There was no life he could offer her, was he of a mind to do so. There was no life she could accept. Naomi had been born in the Florida territory, and she had lived on the land all of her life. She had been as natural as the earth itself, aware of the rattler, content not with silk and satin, but with the beauty of the wild orchid and the white wings of the crane. She had belonged with him here.

While Teela …

He stroked her back, admitting that he was mesmerized by the beautiful curves of her, the feel of her flesh, the fire of her hair. The emerald of her eyes, even the feel of her voice against his senses. He had never closed his eyes and imagined that he held Naomi again; he had needed no pretense. There had simply been an undeniable attraction from the beginning, and circumstances had only deepened what wild emotion ignited between them. Perhaps he had imagined that first night that he could touch her and still remain unscathed, uninvolved. He could not. She had wrenched him from his self-pity and grief. Only to cast him into a form of hell again, for she could not come with him into the swamps. She could not fight his battle. He invited her death to keep her anywhere near him at all.

A filtering of dawn’s color leaked into the cabin, and
the fire he had built burned very low. Between them they created a hazy pink light. It set the color of her hair afire, and enhanced the ivory color of her flesh. He moved his forefinger very lightly down her spine, then frowned, noting a small spot that seemed just a shade different from the smooth perfection of the rest of her skin. He stilled his finger as a shard of ice seemed to shoot through his body. Warren beat her. A trembling sensation seized him, hot, causing his vision to blacken. He prayed to the one supreme being, the Christian god, the Great Spirit, that in this hell on earth he might meet with Warren in battle and be victorious. He had never felt such a hatred in his life as he felt for Warren. Knowing Teela had merely deepened his passion. He wanted to protect her so desperately from the man. But while Warren might be vicious with her, he wouldn’t kill her. And she could easily die at any time in his company.

Still …

He moved his finger along her spine once again, touched the flesh of her shoulder. She didn’t waken, but she moaned slightly, rolling against him. She lay upon her back, her hair like a fan of fire beneath her and around her, curling over her breasts, down along her ribs, over her hips. After a moment, her lashes flickered. Her eyes opened, the lashes fell, rose again. She looked at him, still half asleep. There was something incredibly vulnerable in her eyes. Trusting … sensual. They closed once again. She sighed, still not fully awake.

He leaned over and kissed her lips. He rose and shifted his weight, coming between her thighs. He pressed his lips against her throat. Her breasts.

He never made love to her tenderly. Arousing as he awakened, seducing as he touched. She moved with him, writhed, awoke more fully. The hunger seized him, the hunger she created in him, a passion that could be slaked but never sated. Tenderness erupted into raw fever, swept them both into a maelstrom. In the end she was very much awake, shuddering violently in his arms, a soft cry tearing from her lips as the sweet, erotic surcease
of climax burst upon them. Shuddering, swallowing, she searched his face. Her eyes were on his again, very large, emerald.

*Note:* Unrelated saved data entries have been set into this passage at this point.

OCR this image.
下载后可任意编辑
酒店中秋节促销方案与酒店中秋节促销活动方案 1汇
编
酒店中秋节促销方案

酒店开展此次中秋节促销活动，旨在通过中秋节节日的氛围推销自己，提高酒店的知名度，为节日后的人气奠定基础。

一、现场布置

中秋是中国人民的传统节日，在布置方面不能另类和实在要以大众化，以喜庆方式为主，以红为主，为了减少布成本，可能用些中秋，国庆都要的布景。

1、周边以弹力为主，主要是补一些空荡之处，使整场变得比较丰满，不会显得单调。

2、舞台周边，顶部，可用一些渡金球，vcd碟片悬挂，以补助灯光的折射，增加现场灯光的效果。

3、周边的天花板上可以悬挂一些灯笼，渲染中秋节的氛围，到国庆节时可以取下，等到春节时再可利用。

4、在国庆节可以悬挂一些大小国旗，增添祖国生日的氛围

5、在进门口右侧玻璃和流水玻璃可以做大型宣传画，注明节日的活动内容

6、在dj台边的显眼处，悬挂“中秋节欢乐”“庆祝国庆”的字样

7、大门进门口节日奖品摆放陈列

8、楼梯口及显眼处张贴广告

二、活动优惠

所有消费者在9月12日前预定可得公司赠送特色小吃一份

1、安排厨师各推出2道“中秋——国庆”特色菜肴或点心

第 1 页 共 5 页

She was definitely wide awake.

But even as he opened his mouth to speak to her, he heard a noise from outside. Hoofbeats against the dry earth.

He sprang from her, sleek and naked, going for his rifle where it had lain through the night just above his head, within easy arm’s reach.

“James!”

He eased, hearing his brother’s voice. But he had barely laid down his gun and pulled on his breeches before Jarrett was pounding on the door, then pushing it open.

Teela was not able to dress with such speed; in fact, all that she was able to manage before Jarrett had the door open was to pull the blanket to her chin and inch back into the shadows.

Her face was very pale, her hair pure fire against it. Her eyes were wide against her face, creating a fierce anguish in James as he longed to protect her. His brother, however, offered no danger. Yet he forced his heart to harden, wondering if she wasn’t just embarrassed to be discovered here with him—naked.